Ross Benavides - CFO and General Counsel
Yes, it was included in the net prices, and we do not see it having any impact on the other unit holders.
Ron Londe - Analyst
Okay. You know, it looked in general like--ex the compensation costs, that your overall G&A costs were higher than we would have expected. How much of that was new employees that you said you were hiring, and how much reflected legal expense that was associated with, possibly, the acquisition?
Ross Benavides - CFO and General Counsel
We don't have those numbers in front of us.
Karen Pape - SVP and Controller
We do know--none of it is legal costs related to the acquisition. We just had a number of other things going on that we had looked at from a legal point of view, that we've had expenses for.
On the compensation costs, we've probably added six or seven individuals, and they do tend to be the more experienced people. So--
Grant Sims - CEO
Including the three of us.
Karen Pape - SVP and Controller
Yes.
Grant Sims - CEO
Sorry. Even though we don't get paid anything.

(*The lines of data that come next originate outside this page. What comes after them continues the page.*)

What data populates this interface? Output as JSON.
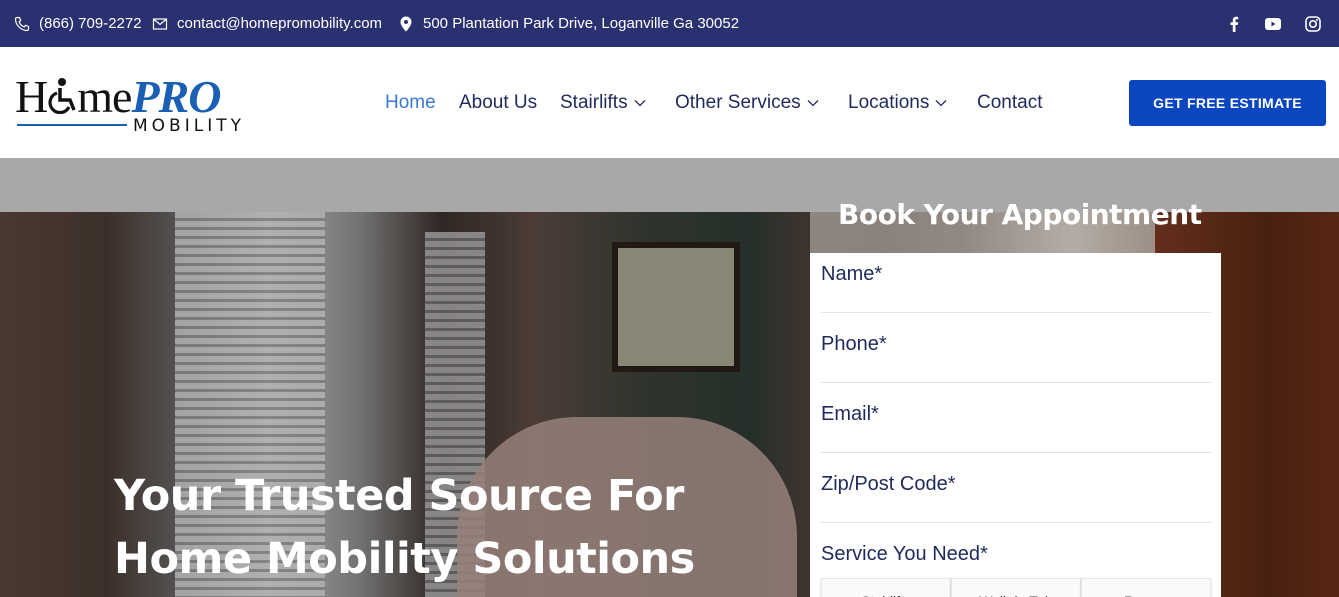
{
  "topbar": {
    "phone": "(866) 709-2272",
    "email": "contact@homepromobility.com",
    "address": "500 Plantation Park Drive, Loganville Ga 30052",
    "social": [
      "facebook-icon",
      "youtube-icon",
      "instagram-icon"
    ]
  },
  "logo": {
    "home": "H",
    "me": "me",
    "pro": "PRO",
    "mobility": "MOBILITY"
  },
  "nav": {
    "home": "Home",
    "about": "About Us",
    "stairlifts": "Stairlifts",
    "other": "Other Services",
    "locations": "Locations",
    "contact": "Contact",
    "cta": "GET FREE ESTIMATE"
  },
  "hero": {
    "title_line1": "Your Trusted Source For",
    "title_line2": "Home Mobility Solutions"
  },
  "form": {
    "title": "Book Your Appointment",
    "fields": [
      "Name*",
      "Phone*",
      "Email*",
      "Zip/Post Code*"
    ],
    "service_label": "Service You Need*",
    "service_options": [
      "Stairlifts",
      "Walk-in Tub",
      "Ramps"
    ]
  },
  "colors": {
    "topbar": "#2a3170",
    "nav_text": "#1f2a5c",
    "nav_active": "#3b78d4",
    "cta": "#0a46bf"
  }
}
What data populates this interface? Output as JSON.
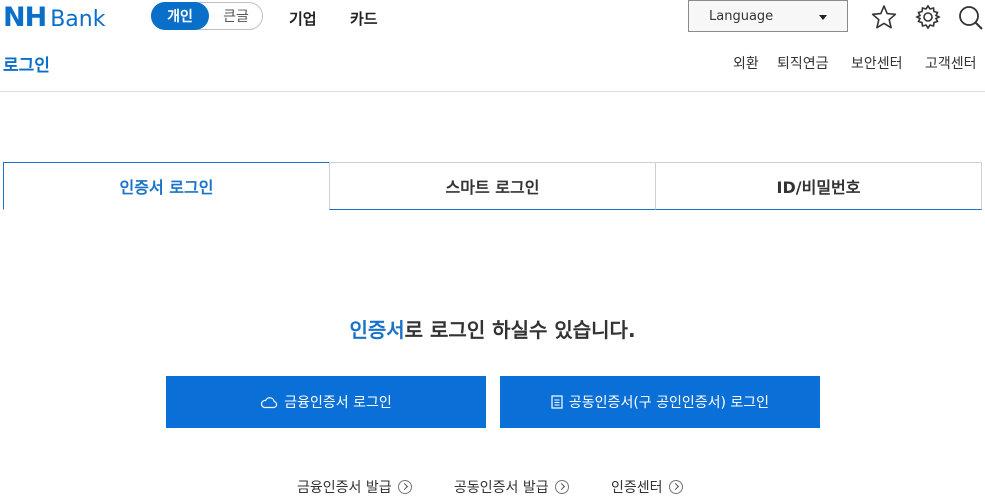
{
  "header": {
    "logo_nh": "NH",
    "logo_bank": "Bank",
    "segment": {
      "active": "개인",
      "inactive": "큰글"
    },
    "nav": [
      "기업",
      "카드"
    ],
    "language_label": "Language",
    "icons": [
      "star-icon",
      "gear-icon",
      "search-icon"
    ]
  },
  "page": {
    "title": "로그인",
    "utility_links": [
      "외환",
      "퇴직연금",
      "보안센터",
      "고객센터"
    ]
  },
  "tabs": [
    {
      "label": "인증서 로그인",
      "active": true
    },
    {
      "label": "스마트 로그인",
      "active": false
    },
    {
      "label": "ID/비밀번호",
      "active": false
    }
  ],
  "main": {
    "message_highlight": "인증서",
    "message_rest": "로 로그인 하실수 있습니다.",
    "buttons": [
      {
        "label": "금융인증서 로그인",
        "icon": "cloud-icon"
      },
      {
        "label": "공동인증서(구 공인인증서) 로그인",
        "icon": "document-icon"
      }
    ],
    "links": [
      "금융인증서 발급",
      "공동인증서 발급",
      "인증센터"
    ]
  },
  "colors": {
    "brand": "#0a6fc9",
    "button": "#0a6fd6",
    "tab_active": "#1a73c8"
  }
}
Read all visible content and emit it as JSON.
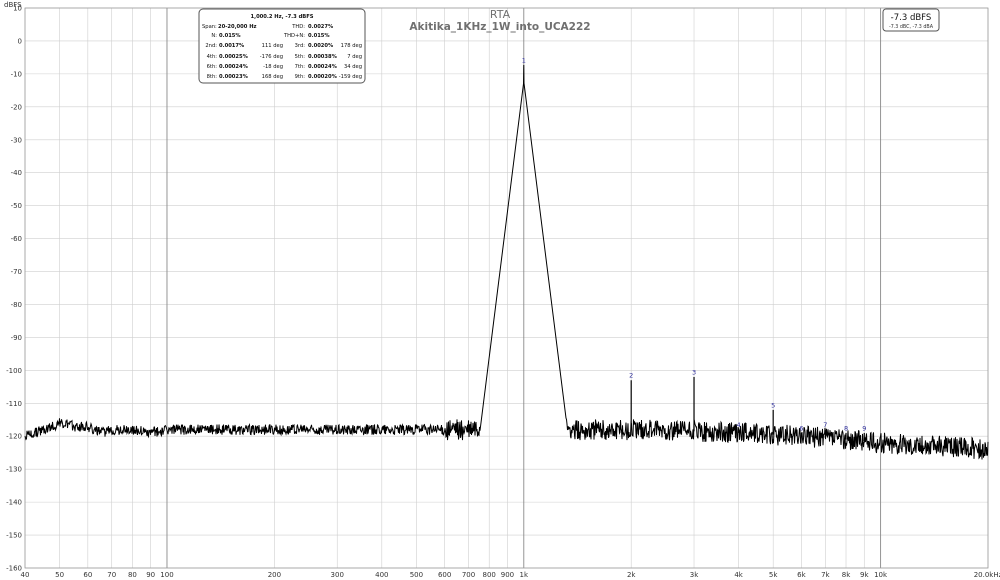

Karen Pape - SVP and Controller
Yes, right.
Ron Londe - Analyst
I assume that the three of you that were added get paid more than Rich Kinder, right?
Grant Sims - CEO
More than a dollar.
Ron Londe - Analyst
Yes.
Grant Sims - CEO
I still fly Southwest.
Ron Londe - Analyst
Okay. The Texas system, and the volume decline on the Texas system. Is that going to rebound in the next couple of quarters, do you expect a rebound? Or are those kind of--systemic kind of declines because of production declines in Texas?
Grant Sims - CEO
No, we think that--as we've said, we're basically--that is kind of a delivery system, so we're dependent upon deliveries on the upstream end from third party pipelines, as well as the demand from the refineries, the two refineries that it serves.
And we--based upon our analysis of the crude oil slate that is used at the two refineries, we think that this is probably as low as it can possibly go, and based upon different operating conditions, we would anticipate that we're not going to see any further decline in it, and arguably, we might see a little bit of an upward momentum, because of turnarounds that occur in the second quarter.
Ron Londe - Analyst
Okay. That's all I had for now.
Operator
Okay, thank you. (Operator instructions).
Thank you. There are no further questions at this time. I would like to turn the call back over to management for closing comments.
Grant Sims - CEO
Thank you very much, and hopefully with the third quarter, we'll be able to divulge the improved performance associated with the Davison transaction. So I will look forward to talking to all of you all again, in the near future.